Task force members will bring their collective expertise to bear on these projects, laying the groundwork for supply chains that make logistical and economic sense.

First decision point: What feedstock to use?

It turns out that trees may have distinct advantages. “They’re an underutilized resource that can help biorefiners increase their supply of raw materials,” says Vessey, citing hybrid poplar and willow as examples. “There’s no shortage of land on which to grow them.”

Next challenge: how to cultivate the trees to maximize biomass yield.

To date, research favours “coppicing,” an approach traditionally used with shrubs.

Then there’s the problem of transporting the stuff. Dr. Houman Fei, who works with Vessey on the task force, puts it plainly: “Biomass is heavy. It’s been shown that the business case for biorefineries depends on the biomass being within 100 kilometres of the facility.”

Fortunately, some bioenergy stakeholders are willing and eager to overcome these hurdles. A case in point: The government of Nova Scotia recently approached BioFuelNet for guidance in setting up a biorefinery in the province, with crown corporation Innovacorp taking the lead on the ask.

Once provincial decision-makers settle on a site, they can draw on the task force’s expertise in transportation logistics.

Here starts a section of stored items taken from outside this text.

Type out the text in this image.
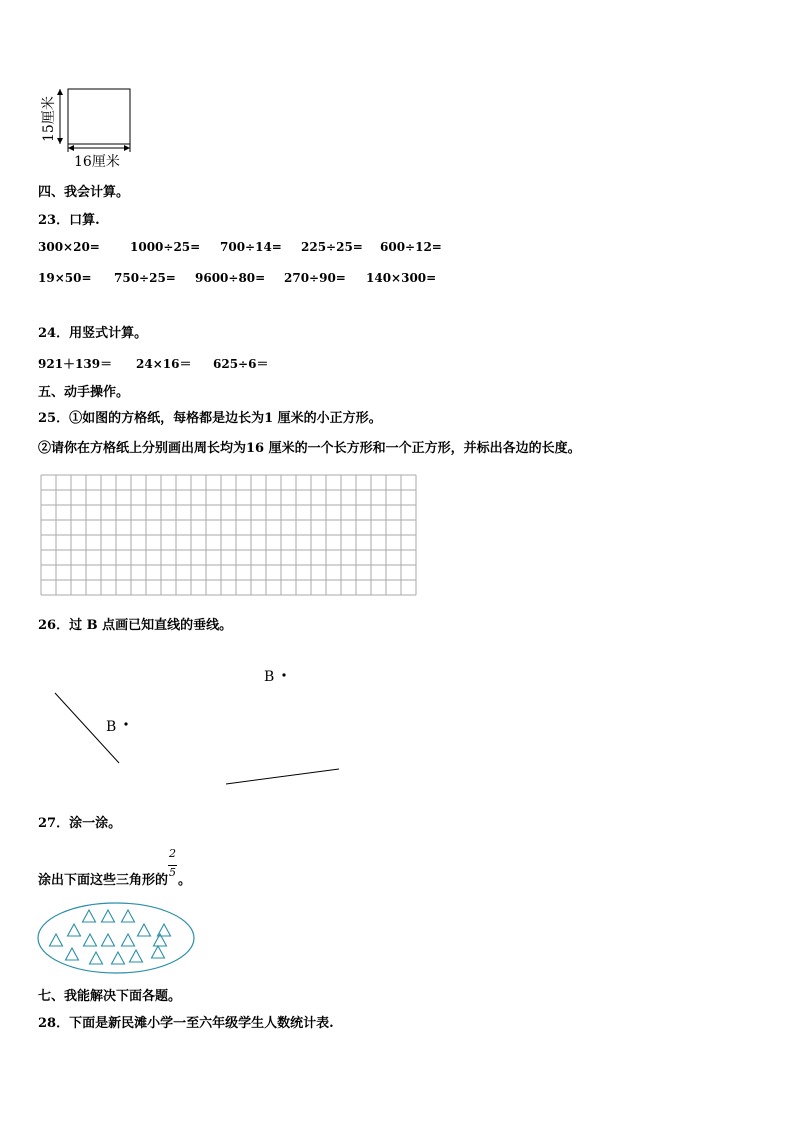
15厘米
16厘米
四、我会计算。
23．口算.
300×20=	1000÷25= 700÷14= 225÷25= 600÷12=
19×50= 750÷25= 9600÷80= 270÷90= 140×300=
24．用竖式计算。
921＋139＝ 24×16＝ 625÷6＝
五、动手操作。
25．①如图的方格纸，每格都是边长为1 厘米的小正方形。
②请你在方格纸上分别画出周长均为16 厘米的一个长方形和一个正方形，并标出各边的长度。
26．过 B 点画已知直线的垂线。
B
B
27．涂一涂。
涂出下面这些三角形的 $\frac{2}{5}$ 。
七、我能解决下面各题。
28．下面是新民滩小学一至六年级学生人数统计表.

Questions to address include:

  • How best to contain transportation distance?
  • What mode of transportation works best across the short distances required?

The biomass itself will get a boost from seaweed extract, a growth promoter that BFN researchers have found useful in enhancing the yield of trees and grasses. Acadian Seaplants, a Dartmouth, N.S., manufacturer of marine plant products, will be providing the extract.

Looking further ahead, the task force has its sights set on a developing case in the rural North. Helping these communities squeeze the juice out of their natural resources would not only cut out waste, but generate jobs and expertise in a burgeoning field, says Vessey.

The end-game in all these efforts?

“Increasing supply chain efficiencies and reducing economic risk to the point where jurisdictions of all sizes can set up biorefineries – that’s what we mean by animating the supply chain.”

BioFuelNet Canada (BFN) is an integrated community of academic researchers, industry partners and government representatives who engage in collaborative initiatives to accelerate the development of sustainable advanced biofuels. BFN’s research is funded through a mix of government and private contributions, and is structured around the themes of feedstock, conversion, utilization, and social, economic and environmental sustainability.